The Supreme Court on Monday agreed to hear a case challenging campaign finance restrictions that was brought by Vice President JD Vance and GOP committees.
The court will take up the case when its next term starts in October, The Hill news outlet reported.
In 2001, the high court upheld “coordinated party expenditure limits,” which were first passed as part of broader campaign finance reforms in the 1970s.
In 2022, while a senator, Vance began a new attempt to get rid of the limits under the First Amendment's freedom of speech clause with then-Rep. Steve Chabot, R-Ohio, the National Republican Senatorial Committee, and the National Republican Congressional Committee.
The plaintiffs wrote to the court that it is “past time” to clarify the court's earlier decision or outright overrule it.
“And it likely marks the last chance this Court will get to tackle the question for quite some time, as neither committees nor candidates will squander their limited resources on another challenge if this petition is denied,” their attorneys wrote.
The provision limits how the Republican National Committee, Democratic National Committee, and committees can spend their funds while cooperating with a candidate.
While the Supreme Court has invalidated limits on committees' spending that are made independently from campaigns under the First Amendment, it has declined to do the same for coordinated expenses.
Last year, committees could spend between $123,600 and roughly $3.8 million in coordination with Senate candidates and between $61,800 and $123,600 for House candidates, depending on the state's size.
The Trump administration abandoned the defense of the provision's constitutionality, and is supporting Vance's petition to the court.
“A party performs that function most effectively in cooperation with the candidates themselves.
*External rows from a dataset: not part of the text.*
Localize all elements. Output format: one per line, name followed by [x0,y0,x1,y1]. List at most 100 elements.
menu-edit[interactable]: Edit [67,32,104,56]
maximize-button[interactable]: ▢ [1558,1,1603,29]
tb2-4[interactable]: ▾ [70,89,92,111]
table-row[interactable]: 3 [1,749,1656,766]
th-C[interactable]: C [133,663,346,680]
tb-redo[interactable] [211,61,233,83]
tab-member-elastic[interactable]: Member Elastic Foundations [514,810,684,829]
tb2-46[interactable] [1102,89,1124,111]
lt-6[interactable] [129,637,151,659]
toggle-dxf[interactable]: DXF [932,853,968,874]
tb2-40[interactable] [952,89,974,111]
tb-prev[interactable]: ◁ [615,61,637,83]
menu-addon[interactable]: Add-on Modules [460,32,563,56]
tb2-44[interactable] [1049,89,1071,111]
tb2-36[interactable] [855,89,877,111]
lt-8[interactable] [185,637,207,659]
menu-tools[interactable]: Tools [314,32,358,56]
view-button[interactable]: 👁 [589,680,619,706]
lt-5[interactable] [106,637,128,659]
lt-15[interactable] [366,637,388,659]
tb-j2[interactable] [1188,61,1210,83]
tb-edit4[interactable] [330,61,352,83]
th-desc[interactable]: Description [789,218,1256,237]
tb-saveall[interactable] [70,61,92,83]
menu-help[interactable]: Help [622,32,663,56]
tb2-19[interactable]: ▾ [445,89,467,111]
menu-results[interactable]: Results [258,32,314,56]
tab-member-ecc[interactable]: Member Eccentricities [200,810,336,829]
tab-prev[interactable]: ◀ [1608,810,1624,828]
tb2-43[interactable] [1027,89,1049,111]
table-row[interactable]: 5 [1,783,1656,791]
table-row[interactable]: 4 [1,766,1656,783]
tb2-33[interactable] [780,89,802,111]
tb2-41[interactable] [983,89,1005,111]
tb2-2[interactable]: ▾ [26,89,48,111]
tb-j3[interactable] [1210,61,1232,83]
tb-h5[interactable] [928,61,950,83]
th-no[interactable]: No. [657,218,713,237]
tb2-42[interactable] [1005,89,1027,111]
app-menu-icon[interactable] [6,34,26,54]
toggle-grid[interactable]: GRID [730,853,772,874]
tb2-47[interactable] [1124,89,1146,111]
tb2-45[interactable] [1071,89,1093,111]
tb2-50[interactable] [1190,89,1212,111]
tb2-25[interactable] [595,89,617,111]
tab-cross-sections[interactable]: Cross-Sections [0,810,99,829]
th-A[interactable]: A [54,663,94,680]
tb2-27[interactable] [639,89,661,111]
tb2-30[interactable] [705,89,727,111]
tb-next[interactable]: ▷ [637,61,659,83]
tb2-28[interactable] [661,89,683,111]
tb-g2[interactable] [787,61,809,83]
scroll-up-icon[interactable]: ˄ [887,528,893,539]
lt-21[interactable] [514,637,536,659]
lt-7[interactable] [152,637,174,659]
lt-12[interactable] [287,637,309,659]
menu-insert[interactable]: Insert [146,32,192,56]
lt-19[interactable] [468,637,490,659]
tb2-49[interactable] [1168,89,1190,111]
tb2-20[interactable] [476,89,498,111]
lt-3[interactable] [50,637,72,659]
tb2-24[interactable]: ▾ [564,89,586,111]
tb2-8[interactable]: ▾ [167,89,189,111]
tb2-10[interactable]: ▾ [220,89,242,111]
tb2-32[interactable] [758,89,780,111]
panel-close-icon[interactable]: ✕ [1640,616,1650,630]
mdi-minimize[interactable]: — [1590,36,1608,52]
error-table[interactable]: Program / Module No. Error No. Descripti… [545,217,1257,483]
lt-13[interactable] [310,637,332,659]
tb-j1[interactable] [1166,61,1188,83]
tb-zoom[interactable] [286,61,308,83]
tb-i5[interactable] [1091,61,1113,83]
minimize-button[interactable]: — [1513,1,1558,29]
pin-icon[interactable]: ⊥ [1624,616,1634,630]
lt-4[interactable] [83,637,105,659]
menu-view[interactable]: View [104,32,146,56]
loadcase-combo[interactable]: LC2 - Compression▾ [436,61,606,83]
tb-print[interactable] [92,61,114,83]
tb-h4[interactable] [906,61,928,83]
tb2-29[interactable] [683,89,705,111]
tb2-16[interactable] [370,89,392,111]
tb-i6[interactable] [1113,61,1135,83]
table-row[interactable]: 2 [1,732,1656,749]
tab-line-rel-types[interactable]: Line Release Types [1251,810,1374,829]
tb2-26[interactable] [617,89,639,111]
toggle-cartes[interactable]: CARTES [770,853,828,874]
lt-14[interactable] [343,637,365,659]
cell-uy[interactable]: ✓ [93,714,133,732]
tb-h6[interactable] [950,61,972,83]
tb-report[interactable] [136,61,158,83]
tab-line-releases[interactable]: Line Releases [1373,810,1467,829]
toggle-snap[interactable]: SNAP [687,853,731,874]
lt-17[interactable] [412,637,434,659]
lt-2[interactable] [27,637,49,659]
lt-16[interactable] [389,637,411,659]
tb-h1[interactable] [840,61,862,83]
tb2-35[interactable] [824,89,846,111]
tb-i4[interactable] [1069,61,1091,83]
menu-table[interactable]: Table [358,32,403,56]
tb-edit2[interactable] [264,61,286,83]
By restricting that cooperation, the party-expenditure limit severely burdens the rights of parties and candidates alike,” Solicitor General D. John Sauer wrote in court filings, informing the justice that they should appoint outside counsel to argue the other side.
Days after Sauer's court filing, the DNC, the Democratic Senatorial Campaign Committee, and Democratic Congressional Campaign Committee joints asked to be allowed to defend the spending limits, which no one opposed.
“The Solicitor General’s reversal leaves the 50-year-old limitation on coordinated spending by political parties, and this Court’s 24-year-old precedent upholding it, entirely undefended before the Court,” the Democratic Party wrote in court filings.